Naughty, good boy, lousy attitude
What do these messages mean? When we tell our kids that they are being naughty, to us it’s clear cut what we mean. But kids are concrete thinkers and often the messages that we send to them are not as clear as we think. As a goal, parents must learn how to send clear messages to our kids that they understand.
In the book, Common Sense Parenting, by Raymond Burke and Ronald Herron, the authors offer a great chapter on how to send clear messages. They tell us that we have to tell our kids exactly what it is we want them to do and how to do it. We have to also be clear when we tell them what they have done well or what behaviors need correcting. When sending messages, parents should be specific, focus on what their children are doing or saying and then describe their child’s behaviors.

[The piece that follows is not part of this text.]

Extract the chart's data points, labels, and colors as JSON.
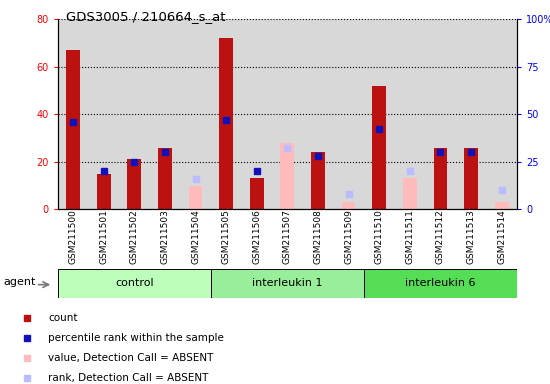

Behaviors are actions that can be seen or heard like talking on the phone, rolling eyes and talking back. Behaviors can also be measured such as the length of time your son lounges on the couch after you have told him to take the dog for a walk. Calling someone lazy is not describing a behavior. Laziness is a perception because you can’t measure how many times a person has been lazy. So when we call our kids lazy, hyperactive, naughty, etc., we’re not sending a clear message of the exact nature of the problem.
How you send messages to your kids is also important. The authors suggest we do the following:
(1) Have your child look at you; eye contact is vital for sending clear messages.
(2) Use a tone that fits the situation.
(3) Pay close attention to your body language and facial expressions.
(4) Try to talk to your child without unnecessary distractions like the TV, other people, etc. This may mean that you have to take your child to another room in the house where you can talk.
(5) Try to position yourself at eye level with your child so that you are not standing over them. When you hoover over a young child this can be very intimidating to them.
(6) When giving messages avoid statements like “act your age”, or “be a nice boy”. Instead use clear statements like, “When we get to church I want you to sit still and not talk” or “Don’t chew your food with your mouth open”.
Finally, the most important thing we need to remember about sending clear messages is to make sure our children know that we are displeased with their behavior and not with the child.